Published Wednesday, November 25, 2020 6:01AM EST
The Canadian Radio-television and Telecommunications Commission says all provinces and territories, except Nunavut, will get the alerts, but people will not be required to take action.
The exact time of the test will vary depending on the province or territory.
The agency says testing the national public alerting system is aimed at checking performance and reliability “to ensure it operates as intended in the event of a life-threatening situation.”
For a wireless device to receive a test alert, the CRTC says it must be connected to an LTE wireless or a newer wireless network, it must be wireless public alerting compatible and equipped with a recent Canadian version of its operating software.
If a mobile device meets these conditions and does not receive the test, the CRTC encourages Canadians to contact their service provider.
Testing the system, which hasn't always gone according the plan, started in 2018.
It was supposed to be fully operational under regulator orders by April 6, 2018. But that year in Quebec, it didn't sound at all. Many wireless subscribers in Ontario also didn't receive it.

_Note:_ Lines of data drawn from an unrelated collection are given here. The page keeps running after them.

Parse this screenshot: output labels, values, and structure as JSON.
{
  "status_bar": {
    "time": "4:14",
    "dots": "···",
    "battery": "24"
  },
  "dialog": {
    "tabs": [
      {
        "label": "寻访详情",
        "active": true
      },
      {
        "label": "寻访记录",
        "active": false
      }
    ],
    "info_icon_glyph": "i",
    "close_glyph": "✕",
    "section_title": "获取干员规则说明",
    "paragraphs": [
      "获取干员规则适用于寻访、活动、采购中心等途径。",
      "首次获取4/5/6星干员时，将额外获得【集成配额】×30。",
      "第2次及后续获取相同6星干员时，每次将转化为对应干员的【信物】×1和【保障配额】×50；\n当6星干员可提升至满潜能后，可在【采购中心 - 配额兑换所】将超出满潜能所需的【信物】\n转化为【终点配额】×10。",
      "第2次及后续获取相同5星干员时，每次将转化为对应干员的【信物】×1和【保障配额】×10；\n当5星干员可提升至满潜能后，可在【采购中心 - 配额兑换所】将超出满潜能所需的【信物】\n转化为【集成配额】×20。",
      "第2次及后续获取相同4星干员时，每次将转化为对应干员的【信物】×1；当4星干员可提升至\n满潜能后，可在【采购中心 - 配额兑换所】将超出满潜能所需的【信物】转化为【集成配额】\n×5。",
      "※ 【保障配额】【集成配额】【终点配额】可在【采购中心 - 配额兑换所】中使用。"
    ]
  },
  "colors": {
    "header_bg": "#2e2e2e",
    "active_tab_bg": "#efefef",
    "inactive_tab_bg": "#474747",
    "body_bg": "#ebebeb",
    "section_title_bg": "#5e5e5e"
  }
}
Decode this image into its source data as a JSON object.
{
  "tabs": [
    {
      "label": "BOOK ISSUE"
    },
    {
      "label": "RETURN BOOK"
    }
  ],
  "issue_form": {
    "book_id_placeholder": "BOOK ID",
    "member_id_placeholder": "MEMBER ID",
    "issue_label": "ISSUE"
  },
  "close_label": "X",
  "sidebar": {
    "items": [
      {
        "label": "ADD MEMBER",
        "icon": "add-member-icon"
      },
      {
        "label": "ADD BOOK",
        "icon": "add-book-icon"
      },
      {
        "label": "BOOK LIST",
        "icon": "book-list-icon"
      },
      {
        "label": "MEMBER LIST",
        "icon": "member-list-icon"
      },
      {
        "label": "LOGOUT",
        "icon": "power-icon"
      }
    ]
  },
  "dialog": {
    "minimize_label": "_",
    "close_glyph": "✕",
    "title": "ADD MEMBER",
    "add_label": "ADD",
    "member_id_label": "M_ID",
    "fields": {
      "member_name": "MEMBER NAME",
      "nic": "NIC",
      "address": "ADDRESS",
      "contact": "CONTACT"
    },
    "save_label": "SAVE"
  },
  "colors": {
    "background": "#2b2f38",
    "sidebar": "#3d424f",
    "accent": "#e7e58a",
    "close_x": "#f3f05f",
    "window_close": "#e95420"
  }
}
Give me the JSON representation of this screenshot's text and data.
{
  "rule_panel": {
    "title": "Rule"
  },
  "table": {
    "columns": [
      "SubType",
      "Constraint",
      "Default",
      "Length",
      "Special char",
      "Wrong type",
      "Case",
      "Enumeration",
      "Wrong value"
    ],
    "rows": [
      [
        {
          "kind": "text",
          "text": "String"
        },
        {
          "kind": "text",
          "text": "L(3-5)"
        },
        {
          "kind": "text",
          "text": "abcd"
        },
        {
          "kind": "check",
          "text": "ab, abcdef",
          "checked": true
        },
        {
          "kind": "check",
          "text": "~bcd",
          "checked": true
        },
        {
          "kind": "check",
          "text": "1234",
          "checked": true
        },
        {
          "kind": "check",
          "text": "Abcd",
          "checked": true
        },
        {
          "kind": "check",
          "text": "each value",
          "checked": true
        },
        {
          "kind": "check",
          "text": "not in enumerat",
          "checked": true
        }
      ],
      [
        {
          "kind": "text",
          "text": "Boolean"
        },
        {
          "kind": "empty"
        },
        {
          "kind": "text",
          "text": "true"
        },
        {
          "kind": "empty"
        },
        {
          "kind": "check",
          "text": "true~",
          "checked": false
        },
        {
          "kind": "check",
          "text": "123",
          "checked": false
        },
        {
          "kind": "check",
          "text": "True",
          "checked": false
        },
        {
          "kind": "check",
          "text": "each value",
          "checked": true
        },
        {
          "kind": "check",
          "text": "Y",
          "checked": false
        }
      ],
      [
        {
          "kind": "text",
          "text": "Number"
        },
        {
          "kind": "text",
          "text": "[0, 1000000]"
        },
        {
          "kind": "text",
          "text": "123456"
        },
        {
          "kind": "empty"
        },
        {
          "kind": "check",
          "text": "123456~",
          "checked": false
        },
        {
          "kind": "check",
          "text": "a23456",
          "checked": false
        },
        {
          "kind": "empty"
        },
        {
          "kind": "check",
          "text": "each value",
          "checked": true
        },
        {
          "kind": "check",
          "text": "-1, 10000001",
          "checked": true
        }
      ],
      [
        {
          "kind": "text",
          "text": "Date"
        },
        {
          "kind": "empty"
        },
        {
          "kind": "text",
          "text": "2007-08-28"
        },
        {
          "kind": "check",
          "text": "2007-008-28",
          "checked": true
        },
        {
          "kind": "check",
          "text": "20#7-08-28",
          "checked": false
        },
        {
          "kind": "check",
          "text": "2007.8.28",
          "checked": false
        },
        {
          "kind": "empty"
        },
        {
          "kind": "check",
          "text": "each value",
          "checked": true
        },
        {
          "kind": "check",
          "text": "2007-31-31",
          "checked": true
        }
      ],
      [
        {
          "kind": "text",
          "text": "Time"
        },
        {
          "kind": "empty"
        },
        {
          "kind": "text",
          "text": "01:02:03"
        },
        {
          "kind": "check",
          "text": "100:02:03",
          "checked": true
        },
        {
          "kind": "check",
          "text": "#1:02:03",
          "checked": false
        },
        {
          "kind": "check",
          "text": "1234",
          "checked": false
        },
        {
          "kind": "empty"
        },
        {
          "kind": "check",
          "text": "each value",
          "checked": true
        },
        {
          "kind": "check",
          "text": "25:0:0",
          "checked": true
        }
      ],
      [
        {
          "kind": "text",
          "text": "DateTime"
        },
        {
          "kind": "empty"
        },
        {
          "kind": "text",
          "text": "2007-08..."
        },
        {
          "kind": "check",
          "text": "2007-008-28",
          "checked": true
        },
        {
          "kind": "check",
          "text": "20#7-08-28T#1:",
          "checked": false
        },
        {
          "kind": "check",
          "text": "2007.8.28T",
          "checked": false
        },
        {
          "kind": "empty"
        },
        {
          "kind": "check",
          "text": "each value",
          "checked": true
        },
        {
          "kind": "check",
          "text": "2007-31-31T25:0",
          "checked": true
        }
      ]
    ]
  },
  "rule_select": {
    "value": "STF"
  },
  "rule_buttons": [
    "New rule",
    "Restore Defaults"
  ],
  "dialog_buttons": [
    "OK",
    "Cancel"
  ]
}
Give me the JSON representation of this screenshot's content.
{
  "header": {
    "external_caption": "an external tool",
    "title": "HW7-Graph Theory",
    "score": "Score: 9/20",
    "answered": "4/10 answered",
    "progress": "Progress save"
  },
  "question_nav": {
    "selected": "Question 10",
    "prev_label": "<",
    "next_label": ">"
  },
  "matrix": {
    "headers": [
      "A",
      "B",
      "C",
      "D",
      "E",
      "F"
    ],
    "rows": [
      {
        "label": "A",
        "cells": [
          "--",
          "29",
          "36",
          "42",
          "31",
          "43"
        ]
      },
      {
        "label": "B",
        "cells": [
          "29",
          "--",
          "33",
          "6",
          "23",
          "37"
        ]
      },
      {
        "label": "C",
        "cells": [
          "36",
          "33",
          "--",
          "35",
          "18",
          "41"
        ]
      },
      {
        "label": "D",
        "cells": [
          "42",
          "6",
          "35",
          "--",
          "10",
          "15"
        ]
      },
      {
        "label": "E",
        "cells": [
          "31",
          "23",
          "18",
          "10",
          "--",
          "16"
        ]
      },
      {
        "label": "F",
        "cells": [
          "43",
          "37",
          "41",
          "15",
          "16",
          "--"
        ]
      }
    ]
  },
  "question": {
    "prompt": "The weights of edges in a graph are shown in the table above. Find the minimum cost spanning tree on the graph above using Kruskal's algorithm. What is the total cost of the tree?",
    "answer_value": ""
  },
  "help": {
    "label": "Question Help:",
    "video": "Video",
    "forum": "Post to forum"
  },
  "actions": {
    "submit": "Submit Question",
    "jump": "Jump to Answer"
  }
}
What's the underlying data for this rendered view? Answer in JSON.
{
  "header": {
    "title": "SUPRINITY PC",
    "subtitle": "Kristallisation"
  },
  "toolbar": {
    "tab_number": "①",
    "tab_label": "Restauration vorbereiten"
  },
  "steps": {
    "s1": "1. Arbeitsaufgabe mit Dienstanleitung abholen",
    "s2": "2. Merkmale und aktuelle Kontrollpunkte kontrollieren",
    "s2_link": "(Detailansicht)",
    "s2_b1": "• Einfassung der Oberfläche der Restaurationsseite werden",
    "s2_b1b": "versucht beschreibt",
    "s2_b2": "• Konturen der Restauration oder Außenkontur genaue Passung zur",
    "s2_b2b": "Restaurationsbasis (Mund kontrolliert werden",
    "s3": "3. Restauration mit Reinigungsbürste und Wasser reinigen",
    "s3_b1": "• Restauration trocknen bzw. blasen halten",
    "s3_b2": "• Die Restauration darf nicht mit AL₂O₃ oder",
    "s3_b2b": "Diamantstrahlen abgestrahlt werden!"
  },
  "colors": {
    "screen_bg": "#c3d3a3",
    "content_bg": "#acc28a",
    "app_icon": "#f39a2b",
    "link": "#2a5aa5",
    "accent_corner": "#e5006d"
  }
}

“Since January 2019, hundreds of emergency alert messages were successfully transmitted by emergency management officials to warn Canadians of a potentially life-threatening situation,” the CRTC said in its statement Tuesday. “These alerts have been credited with saving lives.”
This summer, Ontario Provincial Police used the system to alert Lanark County residents that an armed man was at large after a body was found in a motel room.
That alert came about three months after a denturist went on a shooting rampage in Portapique, N.S., killing 22 people. The RCMP was criticized for not using the system.
Quebec City police also faced backlash last month for not using the system to warn the public about a sword-wielding individual roaming the streets, killing two people and injuring five others.